Journalism Career Advice
© 2009
December 2007
Seven strategies for getting bylines

By Mark Grabowski

     Don't wait until you're hired as a reporter to start acting like one.
     Getting articles published is vital to landing a reporting job. Most editors want to see four to six -- and sometimes many more -- samples of your work.
     "It shows much more to those hiring that you're ambitious about being published, rather than having a resume with a college term paper that never was published attached to it," said Joe Hight, managing editor of
The Oklahoman. "And I can tell you it's a lot more exciting to see your byline in a publication than the grade that you'll receive for the term paper."
     While in school, develop a portfolio of good clips that demonstrates your journalism skills. Here's how:

Write for the school paper
     They'll typically give any student a shot at reporting.
     "It's odd to me when I receive resumes from intern applicants who don't have their college newspaper listed as work experience. The college newspaper is a great avenue to get bylines while having a great time and meeting lots of people in the process," Hight said.

Do an academic internship
Many schools award 12 or more credits for a full-time, semester-long internship in media meccas such as New York and Washington, D.C. Programs such as The Washington Center and Institute on Political Journalism provide internship placements, housing and scholarships.
     "This past summer two of our interns had front-page stories in the
Washington Times, another covered the all-night filibuster in the Senate for the Washington Examiner, while another won a coveted spot with CNN's White House team," IPJ Director Joseph Starrs said.

Attend conferences
"Another strategy that I recommend is finding and applying to conferences, institutes or fellowships that have publications and/or Web sites attached to them," Hight said. "These provide great avenues for you to get a 'byline rush' or multiple bylines in a short period of time."

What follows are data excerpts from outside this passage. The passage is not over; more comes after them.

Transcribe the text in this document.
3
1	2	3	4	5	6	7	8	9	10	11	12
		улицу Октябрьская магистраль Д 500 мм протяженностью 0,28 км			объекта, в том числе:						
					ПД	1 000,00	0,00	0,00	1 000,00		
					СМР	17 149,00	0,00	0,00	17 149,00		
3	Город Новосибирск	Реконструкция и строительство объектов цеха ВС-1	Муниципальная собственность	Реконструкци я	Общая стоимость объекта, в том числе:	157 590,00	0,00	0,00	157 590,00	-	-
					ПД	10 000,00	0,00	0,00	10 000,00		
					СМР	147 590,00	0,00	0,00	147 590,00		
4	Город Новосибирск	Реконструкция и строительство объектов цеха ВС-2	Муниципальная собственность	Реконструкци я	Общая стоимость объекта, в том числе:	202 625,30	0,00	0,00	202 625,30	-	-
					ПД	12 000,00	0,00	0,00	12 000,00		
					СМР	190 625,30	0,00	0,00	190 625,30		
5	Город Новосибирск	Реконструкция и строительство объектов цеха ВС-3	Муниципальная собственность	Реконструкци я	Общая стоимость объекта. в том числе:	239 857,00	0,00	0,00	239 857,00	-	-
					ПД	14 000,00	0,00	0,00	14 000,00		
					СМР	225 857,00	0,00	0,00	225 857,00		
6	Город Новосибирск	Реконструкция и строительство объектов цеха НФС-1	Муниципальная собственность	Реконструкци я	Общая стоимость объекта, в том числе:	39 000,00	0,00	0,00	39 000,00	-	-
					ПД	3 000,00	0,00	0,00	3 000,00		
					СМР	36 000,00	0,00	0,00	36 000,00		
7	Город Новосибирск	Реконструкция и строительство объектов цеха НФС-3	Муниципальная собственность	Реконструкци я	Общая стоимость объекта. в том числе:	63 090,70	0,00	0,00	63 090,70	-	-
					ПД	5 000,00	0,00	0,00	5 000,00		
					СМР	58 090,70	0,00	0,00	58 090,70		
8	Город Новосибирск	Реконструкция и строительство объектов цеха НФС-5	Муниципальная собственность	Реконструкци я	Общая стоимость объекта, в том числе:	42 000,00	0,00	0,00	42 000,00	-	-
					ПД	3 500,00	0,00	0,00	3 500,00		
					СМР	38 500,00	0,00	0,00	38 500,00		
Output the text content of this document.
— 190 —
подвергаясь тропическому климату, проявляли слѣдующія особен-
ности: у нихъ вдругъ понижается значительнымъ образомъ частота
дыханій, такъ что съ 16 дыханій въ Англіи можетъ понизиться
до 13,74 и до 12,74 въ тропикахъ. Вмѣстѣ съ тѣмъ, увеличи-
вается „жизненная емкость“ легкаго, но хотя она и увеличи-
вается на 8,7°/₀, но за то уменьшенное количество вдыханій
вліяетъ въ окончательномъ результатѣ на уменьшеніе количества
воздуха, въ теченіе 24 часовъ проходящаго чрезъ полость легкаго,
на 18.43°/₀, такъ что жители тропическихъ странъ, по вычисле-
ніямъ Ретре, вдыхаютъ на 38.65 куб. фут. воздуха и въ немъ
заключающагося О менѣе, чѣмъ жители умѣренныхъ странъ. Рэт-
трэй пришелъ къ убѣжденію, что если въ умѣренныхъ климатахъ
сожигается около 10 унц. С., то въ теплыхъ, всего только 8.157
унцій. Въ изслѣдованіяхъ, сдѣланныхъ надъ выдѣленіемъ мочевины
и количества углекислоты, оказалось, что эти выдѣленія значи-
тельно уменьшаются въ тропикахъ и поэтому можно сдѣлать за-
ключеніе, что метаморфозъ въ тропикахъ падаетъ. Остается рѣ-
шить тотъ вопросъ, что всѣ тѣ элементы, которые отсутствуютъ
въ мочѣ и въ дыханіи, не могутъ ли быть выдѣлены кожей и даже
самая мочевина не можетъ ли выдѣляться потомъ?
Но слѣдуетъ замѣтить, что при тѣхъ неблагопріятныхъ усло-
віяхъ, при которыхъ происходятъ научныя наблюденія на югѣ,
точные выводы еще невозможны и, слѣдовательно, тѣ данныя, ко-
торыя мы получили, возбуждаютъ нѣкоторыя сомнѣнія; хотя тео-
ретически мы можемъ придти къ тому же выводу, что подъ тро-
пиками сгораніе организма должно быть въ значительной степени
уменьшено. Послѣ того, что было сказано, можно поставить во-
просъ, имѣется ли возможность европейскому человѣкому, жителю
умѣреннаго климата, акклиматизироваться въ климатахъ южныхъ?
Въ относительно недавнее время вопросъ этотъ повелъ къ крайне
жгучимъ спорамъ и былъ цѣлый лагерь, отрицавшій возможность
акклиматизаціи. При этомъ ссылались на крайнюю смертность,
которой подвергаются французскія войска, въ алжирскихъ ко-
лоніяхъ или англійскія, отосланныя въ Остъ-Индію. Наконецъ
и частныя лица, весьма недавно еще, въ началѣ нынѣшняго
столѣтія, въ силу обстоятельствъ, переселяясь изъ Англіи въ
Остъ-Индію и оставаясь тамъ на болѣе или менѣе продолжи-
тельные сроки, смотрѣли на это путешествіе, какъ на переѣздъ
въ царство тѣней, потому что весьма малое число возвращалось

Write for whatever publications you can get to print your work.
     Consider nontraditional media. New online magazines or e-zines are invariably launching, and they're hungry for copy, according to Sree Sreenivasan, who runs the Columbia Journalism School's new media program.
     "Locate ethnic news media in your community," said Cristina Azocar, a journalism professor at San Francisco State University. "This is one of the fastest-growing sectors of news media."

Repurpose your school work
"The stories you write for a campus newspaper will involve students and faculty from a variety of hometowns," said Steve Buttry, a writing coach at American Press Institute. "Some of them may be of interest to those hometown papers."

String for your local paper
While at school, be a campus correspondent for the newspaper that covers your college town. During breaks, write for your hometown publication.
     If you're in a big city, such as New York,
The Times likely won't return your call. But neighborhood weeklies, such as the Queens Chronicle, routinely accept submissions from student journalists.
     "Like most community newspapers, in fact newspapers in general, we've cut back on staff in the face of a sea change in our industry," said Gloria Stravelli, an editor at Greater Media Newspapers, a weekly community newspaper chain in New Jersey. "So, there is always a need for interns, freelancers, etc., to pick up the slack."

Internships are ideal
Many newspapers treat interns like staff writers and give them significant responsibilities. They often pay, too.
Arizona Republic treated me like other staff reporters and expected me to perform on that level, as well," recalled Indiana University junior Audrie Garrison. "(I had) the opportunity to meet with Rudy Giuliani while he was in Phoenix on a campaign stop. You hear all these horror stories of interns having to make coffee and just run errands, but I don't think it's ever really like that with newspapers."